I’ve done a lot of thinking, podcast listening and reading about negative self-talk. Quieting the inner critic, shutting down the “inner mean girl” that tells me I’m not good enough, not smart enough, not fit enough, etc.
You can’t shut the voice down completely, but you can reframe it. In the book Reform Your Inner Meal Girl by Amy Ahlers and Christine Arylo, they talk about reframing. They talk about the fact that your inner critic, or “mean girl” is there to protect you, even though it may be misguided in its message or tactic. They teach readers to thank the voice for trying to help, but reframing the message into something more positive. It’s definitely a worthwhile read (or listen on Audible) if you’re battling your own inner mean girl.
The other day I was driving my daughter home from Brownies and just as we pulled up she realized she’d forgotten her Brownie bag. It had literally nothing she needed until the next meeting and I knew the leader would put it away and we could get it the next week, but she was desperate to go back and get it.
On the way back down the hill, she said “I’m always forgetting things. I forget things all the time.” Now, I have NEVER said this to her, or criticized her for forgetting something. I’m not sure where she got this, but even though it was something relatively minor, it hurt my heart to hear her putting a negative label on herself. I assured her she wasn’t a forgetful person, and we talked about how when you say something like that, even if it isn’t true, your brain starts to believe it. We thought of ways to reframe the situation, how to acknowledge that she forgot her bag but in a more helpful and positive way.
I was sharing this story with a colleague at work, who also has kids in elementary school. His son has just started Kindergarten in French Immersion, and they were at a teacher meeting last week. The teacher has the boy “What can you count to in French?” and he said “I can only count to five.” She immediately said “Why did you say ‘only?’ You can count to FIVE! That’s fantastic!”
I loved that way of reframing the way he was talking about himself, and it reminded me that we as adults need to do this too. Words like “only” can diminish our accomplishments.

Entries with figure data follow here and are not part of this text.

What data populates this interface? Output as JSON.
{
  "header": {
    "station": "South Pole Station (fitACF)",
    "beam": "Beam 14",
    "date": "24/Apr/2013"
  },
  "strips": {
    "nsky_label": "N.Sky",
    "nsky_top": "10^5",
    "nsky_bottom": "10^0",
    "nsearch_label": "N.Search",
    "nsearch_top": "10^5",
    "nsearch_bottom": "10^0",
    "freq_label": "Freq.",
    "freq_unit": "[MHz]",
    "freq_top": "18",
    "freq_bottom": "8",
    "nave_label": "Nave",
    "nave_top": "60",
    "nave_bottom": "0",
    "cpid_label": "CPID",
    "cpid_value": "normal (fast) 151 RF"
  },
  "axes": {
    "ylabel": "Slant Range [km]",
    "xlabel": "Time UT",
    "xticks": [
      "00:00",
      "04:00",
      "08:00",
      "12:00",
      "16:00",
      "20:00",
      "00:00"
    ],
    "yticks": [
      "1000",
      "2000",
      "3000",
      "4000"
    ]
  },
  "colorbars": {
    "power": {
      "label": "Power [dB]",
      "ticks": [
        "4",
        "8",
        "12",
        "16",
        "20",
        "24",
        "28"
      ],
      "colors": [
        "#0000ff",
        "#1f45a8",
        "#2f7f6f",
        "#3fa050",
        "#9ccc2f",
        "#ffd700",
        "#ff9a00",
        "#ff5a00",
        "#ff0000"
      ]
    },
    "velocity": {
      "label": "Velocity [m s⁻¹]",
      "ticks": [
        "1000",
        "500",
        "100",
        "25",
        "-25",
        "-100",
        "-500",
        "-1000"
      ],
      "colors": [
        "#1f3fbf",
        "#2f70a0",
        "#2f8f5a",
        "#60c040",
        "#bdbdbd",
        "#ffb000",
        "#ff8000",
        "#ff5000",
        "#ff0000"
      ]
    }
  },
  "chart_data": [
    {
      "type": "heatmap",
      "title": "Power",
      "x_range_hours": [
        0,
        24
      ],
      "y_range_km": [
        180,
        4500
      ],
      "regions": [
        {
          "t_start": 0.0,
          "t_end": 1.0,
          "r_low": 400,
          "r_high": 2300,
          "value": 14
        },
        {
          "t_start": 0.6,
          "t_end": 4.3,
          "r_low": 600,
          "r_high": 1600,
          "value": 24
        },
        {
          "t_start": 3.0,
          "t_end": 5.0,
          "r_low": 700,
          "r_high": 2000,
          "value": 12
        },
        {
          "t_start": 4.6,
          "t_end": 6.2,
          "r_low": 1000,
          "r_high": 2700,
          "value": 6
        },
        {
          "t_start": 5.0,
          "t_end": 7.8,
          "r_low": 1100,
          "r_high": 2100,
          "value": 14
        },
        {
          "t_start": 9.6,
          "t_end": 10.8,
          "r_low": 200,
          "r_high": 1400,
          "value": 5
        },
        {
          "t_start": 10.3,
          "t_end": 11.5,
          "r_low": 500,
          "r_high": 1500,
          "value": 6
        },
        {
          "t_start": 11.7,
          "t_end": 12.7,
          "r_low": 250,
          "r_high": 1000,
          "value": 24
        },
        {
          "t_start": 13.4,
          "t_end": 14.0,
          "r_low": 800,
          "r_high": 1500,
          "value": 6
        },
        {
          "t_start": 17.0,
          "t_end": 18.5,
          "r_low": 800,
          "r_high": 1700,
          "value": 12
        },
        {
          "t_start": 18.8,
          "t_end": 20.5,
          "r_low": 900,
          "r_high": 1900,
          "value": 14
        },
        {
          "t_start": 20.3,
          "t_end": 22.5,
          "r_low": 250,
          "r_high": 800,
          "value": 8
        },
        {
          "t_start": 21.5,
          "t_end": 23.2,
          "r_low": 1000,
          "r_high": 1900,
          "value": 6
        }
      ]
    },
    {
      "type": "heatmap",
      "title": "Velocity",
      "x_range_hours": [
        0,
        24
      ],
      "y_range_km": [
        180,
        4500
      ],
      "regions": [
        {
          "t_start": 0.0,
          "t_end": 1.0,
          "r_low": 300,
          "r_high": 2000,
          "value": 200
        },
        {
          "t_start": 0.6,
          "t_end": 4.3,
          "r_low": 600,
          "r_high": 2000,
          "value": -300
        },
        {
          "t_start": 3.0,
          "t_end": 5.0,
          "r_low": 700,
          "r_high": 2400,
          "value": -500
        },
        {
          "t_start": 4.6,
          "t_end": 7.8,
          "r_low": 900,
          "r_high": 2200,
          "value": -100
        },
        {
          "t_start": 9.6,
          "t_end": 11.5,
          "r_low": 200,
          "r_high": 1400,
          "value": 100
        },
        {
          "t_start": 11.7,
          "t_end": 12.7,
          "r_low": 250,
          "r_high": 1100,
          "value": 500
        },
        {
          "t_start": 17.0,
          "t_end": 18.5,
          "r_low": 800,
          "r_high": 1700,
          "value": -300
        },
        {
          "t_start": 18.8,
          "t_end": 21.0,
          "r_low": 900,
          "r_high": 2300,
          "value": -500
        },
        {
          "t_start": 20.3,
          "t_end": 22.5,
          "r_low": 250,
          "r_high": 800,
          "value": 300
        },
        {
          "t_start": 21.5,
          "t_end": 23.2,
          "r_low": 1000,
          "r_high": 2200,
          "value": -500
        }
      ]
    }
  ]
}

Side note: I found this awesome article about helping kids with negative self talk, and how you can respond. Worth a read if you’re hearing this in your kids as well as yourself. Plus the tips might help you too!
Before we can reframe our language though, we need to do what that teacher did and ACKNOWLEDGE it. You need to practice noticing that inner voice that is maybe not so nice to you. Hear it and then ask WHY you had that thought in a negative way. Did it serve you? Did it make you feel better or solve the problem at hand? Once you start actually noticing this voice in your head, it will become more obvious and soon you will NEED to start making some changes. Right now the voice might be subtle, but when you really start to hear it, it will help you take the step to change it. Who wants to be around a friend that criticizes you in everything you do and tells you you’re not good enough?
Once you’ve acknowledged the negative thought, think about how you might reframe it. If the thought was “I can’t do that,” what if you changed it to “I can’t do that…YET.” Or maybe “I’ve never had the opportunity to TRY.”
There are experts out there that can give you a TON more ideas on this than I can list in a simple blog post. Maybe this post has been enough to start you noticing and thinking about it, and that’s awesome. Acknowledging the inner critic and even THINKING about how I could reframe each thought has absolutely had a profound impact on my life, my confidence and my happiness.
We are all freaking awesome, and I will happily fight the inner critic who tries to take us down!